Ale awantura… Karaś do Kostery, który ukończył 10-krotnego Ironmana: „Jesteś debilem”, "Pier**lisz głupoty" [WIDEO]

Przez ostatnie dni Polacy żyli wydarzeniami ze Szwajcarii, gdzie odbywały się zmagania na dystansie 10-krotnego Ironmana.
Karaś był liderem, w rekordowym czasie przepłynął 38 km i przejechał na rowerze 1800 km, nie udało mu się przebiec 422 km, pokonał 65 km i zszedł z trasy z powodu bólu, otworzyła mu się rana po operacji.
Z kolei Adrian Kostera pokonał 2260 km i zajął miejsce na podium w morderczym ultra triathlonie.
Staram się zawsze mówić szczerze o rywalach i mam nadzieję, że nie zostanie to źle odebrane, ale o tym, że Robert nie ukończy rywalizacji, wiedziałem już podczas etapu kolarskiego.
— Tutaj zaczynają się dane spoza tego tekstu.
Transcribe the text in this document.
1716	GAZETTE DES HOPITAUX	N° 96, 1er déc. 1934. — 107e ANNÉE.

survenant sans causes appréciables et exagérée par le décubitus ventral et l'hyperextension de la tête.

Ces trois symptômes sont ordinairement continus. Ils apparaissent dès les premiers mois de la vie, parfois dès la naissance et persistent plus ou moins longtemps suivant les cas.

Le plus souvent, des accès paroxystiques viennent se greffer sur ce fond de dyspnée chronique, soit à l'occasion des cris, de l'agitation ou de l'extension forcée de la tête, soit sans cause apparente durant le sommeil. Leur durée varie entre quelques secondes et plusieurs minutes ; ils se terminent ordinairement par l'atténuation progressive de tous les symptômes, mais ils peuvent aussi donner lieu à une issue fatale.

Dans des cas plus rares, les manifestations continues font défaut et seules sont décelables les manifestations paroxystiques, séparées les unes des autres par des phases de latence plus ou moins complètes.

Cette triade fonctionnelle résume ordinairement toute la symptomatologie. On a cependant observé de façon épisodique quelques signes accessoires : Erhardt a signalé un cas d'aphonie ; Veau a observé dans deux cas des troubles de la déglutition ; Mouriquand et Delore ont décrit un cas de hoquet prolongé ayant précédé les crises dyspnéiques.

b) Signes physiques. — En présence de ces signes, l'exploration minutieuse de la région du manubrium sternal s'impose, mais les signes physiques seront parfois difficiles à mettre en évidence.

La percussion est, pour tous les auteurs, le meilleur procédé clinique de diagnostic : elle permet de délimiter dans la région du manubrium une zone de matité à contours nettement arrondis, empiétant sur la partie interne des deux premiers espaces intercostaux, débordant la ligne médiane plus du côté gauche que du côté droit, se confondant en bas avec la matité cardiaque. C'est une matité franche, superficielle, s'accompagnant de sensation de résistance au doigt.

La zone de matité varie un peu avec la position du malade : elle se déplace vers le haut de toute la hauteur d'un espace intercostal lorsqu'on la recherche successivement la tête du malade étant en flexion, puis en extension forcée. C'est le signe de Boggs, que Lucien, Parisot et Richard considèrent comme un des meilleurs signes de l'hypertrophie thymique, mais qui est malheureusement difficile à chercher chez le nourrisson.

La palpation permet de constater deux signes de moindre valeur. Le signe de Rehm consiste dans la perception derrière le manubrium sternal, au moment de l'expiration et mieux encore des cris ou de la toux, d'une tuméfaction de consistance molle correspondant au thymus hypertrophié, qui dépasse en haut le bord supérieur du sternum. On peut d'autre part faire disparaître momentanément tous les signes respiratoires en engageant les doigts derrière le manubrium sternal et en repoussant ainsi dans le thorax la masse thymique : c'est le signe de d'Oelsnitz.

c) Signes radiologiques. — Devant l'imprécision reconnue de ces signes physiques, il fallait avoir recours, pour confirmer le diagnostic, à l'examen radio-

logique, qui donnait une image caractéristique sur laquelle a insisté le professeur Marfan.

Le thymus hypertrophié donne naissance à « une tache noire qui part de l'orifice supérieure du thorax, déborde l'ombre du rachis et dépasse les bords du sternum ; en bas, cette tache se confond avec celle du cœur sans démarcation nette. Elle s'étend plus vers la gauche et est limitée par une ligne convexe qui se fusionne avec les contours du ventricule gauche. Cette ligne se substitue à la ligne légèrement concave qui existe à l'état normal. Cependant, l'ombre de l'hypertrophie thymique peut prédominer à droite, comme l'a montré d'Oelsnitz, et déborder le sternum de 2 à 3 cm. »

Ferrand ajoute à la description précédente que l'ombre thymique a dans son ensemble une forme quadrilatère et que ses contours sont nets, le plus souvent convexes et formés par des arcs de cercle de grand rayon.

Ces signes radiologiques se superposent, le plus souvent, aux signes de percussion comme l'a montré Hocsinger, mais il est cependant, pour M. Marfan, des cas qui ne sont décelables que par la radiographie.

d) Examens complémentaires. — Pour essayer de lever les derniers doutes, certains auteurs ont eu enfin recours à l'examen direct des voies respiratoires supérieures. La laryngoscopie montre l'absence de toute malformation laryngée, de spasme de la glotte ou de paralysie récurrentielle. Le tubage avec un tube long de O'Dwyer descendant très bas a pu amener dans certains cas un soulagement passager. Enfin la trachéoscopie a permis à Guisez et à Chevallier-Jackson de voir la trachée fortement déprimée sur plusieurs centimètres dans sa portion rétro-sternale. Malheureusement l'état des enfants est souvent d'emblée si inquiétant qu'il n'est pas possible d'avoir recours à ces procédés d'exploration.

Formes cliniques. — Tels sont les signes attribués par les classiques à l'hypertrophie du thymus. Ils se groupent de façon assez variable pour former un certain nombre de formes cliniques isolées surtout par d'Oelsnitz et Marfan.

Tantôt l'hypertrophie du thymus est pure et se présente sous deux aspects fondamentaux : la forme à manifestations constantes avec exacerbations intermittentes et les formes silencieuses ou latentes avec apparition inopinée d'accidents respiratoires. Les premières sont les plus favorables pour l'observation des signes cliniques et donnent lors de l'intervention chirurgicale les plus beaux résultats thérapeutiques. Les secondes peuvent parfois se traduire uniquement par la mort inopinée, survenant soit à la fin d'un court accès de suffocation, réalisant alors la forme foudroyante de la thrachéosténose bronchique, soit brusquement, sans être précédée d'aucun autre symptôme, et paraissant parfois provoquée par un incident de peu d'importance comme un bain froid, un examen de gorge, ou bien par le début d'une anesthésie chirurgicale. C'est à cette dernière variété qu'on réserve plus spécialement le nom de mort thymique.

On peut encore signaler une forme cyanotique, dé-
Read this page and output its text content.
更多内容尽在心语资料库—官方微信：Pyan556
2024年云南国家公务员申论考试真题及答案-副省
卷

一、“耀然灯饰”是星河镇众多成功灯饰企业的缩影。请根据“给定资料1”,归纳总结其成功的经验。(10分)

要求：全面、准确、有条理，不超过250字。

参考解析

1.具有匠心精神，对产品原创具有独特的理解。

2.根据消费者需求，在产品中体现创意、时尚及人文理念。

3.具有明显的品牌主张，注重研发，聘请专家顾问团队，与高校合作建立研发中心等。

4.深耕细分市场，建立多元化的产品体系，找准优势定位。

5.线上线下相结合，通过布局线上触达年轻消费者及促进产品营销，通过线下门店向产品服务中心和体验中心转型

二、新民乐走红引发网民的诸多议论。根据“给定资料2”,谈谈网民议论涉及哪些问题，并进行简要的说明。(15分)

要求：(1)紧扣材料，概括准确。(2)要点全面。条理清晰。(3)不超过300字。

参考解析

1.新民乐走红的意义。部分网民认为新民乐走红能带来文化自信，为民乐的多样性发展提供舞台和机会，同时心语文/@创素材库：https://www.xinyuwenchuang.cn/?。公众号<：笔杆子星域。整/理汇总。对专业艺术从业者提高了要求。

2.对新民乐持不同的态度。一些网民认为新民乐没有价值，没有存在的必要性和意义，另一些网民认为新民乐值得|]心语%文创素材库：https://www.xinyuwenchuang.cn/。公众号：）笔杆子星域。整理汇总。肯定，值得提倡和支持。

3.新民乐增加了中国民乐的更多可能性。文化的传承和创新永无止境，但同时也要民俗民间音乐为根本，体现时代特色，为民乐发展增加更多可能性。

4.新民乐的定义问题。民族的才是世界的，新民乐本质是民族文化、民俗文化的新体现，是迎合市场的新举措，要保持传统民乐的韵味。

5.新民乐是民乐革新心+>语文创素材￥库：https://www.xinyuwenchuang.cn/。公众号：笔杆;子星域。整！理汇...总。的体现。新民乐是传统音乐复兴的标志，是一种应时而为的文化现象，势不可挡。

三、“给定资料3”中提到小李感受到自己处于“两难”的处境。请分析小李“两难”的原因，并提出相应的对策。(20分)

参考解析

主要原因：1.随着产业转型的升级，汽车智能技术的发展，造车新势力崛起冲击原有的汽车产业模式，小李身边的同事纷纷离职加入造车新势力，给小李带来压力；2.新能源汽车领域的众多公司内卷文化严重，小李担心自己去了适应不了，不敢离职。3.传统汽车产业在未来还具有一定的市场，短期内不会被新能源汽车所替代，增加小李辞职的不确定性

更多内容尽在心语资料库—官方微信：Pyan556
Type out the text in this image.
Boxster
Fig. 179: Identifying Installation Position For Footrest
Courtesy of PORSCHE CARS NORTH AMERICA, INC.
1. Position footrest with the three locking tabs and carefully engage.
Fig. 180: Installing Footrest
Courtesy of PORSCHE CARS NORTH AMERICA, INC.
Widziałem, w jakim stylu pokonuje kolejne pętle i byłem pewny, że wciąż mam szansę na zwycięstwo, a najgroźniejszymi rywalami będą Kenneth Vanthuyne i Richard Jung
— powiedział Adrian Kostera w rozmowie z WP Sportowe Fakty.
"Jesteś debilem"
"Jak to mówią, że w życiu niczego nie żałować, to ja żałuję, że chciałem pożyczyć ci swój rower, że Janisz pomógł ci naprawić twój rower. Opowiadasz k***a takie głupoty, jak chcesz ze mną, nie wiem, porozmawiać na temat wyścigu, to zadzwoń do mnie, napisz, a nie pier****sz głupoty w internecie. Jakbyś spojrzał na wyniki, to ja jechałem najrówniej, to ja utrzymywałem tempo od początku do końca i w pływaniu, i na biegu, co ty myślisz, że 90 godz. da się wytrzymać, naciągając tempo? Nie, bo na biegu widać, że nie ma regresu, ja biegłem cały czas tym samym tempem stary" — powiedział Robert Karaś na swoim Instastories.
"Jakbyś wiedział, co się stało trzy tygodnie przed i zobaczył filmiki i zdjęcia, to byś po prostu się zamknął, nie. A ty gadasz jakieś głupoty, żeby się wybić na moim nazwisku w internecie. Jesteś debilem! Jak spojrzysz na wyniki, to możesz zobaczyć, że do strefy zmian wjeżdżałem prawie 30 godz. przed tobą. Mógłbym iść i skończyłbym te zawody jako pierwszy, ale to nie o to chodziło" — kontynuował Robert Karaś na swoim Instastories.
"I wiem, że to może wyglądać mocno emocjonalnie, za mocno powiedziane, za mocne słowa, ale prawda jest taka, że ten gość próbował mi umniejszać już przed startem. Gadał głupoty na mnie w internecie, a teraz jak pomogliśmy mu na zawodach, to gada takie rzeczy na mnie, dlatego myślę, że jest wszystko wyważone" — zakończył swoją wypowiedź utytułowany triathlonista.
Kostera opublikował sprostowanie
"W tym momencie kończę tę sprawę i jest to definitywny koniec z mojej strony" — powiedział Kostera w nagraniu na Instagramie.
"Z mojej strony pełen respect dla Roberta, za tempo, które utrzymał, zdystansował nas tak mocno, że byliśmy w szoku. Basenu się spodziewaliśmy, ale to, co zrobił na rowerze, to w ogóle przechodzi ludzkie pojęcie. Czekamy, kiedy Robert wjedzie w 10-krotny Ironman z tą samą prędkością i dobiegnie do samego końca i pokaże nam, że tym razem się nie udało, ale był w stanie i na pewno tak się kiedyś stanie" - zakończył. Jego zdaniem Robert Karaś jeszcze nie raz pokaże, że jest świetny w tym, co robi.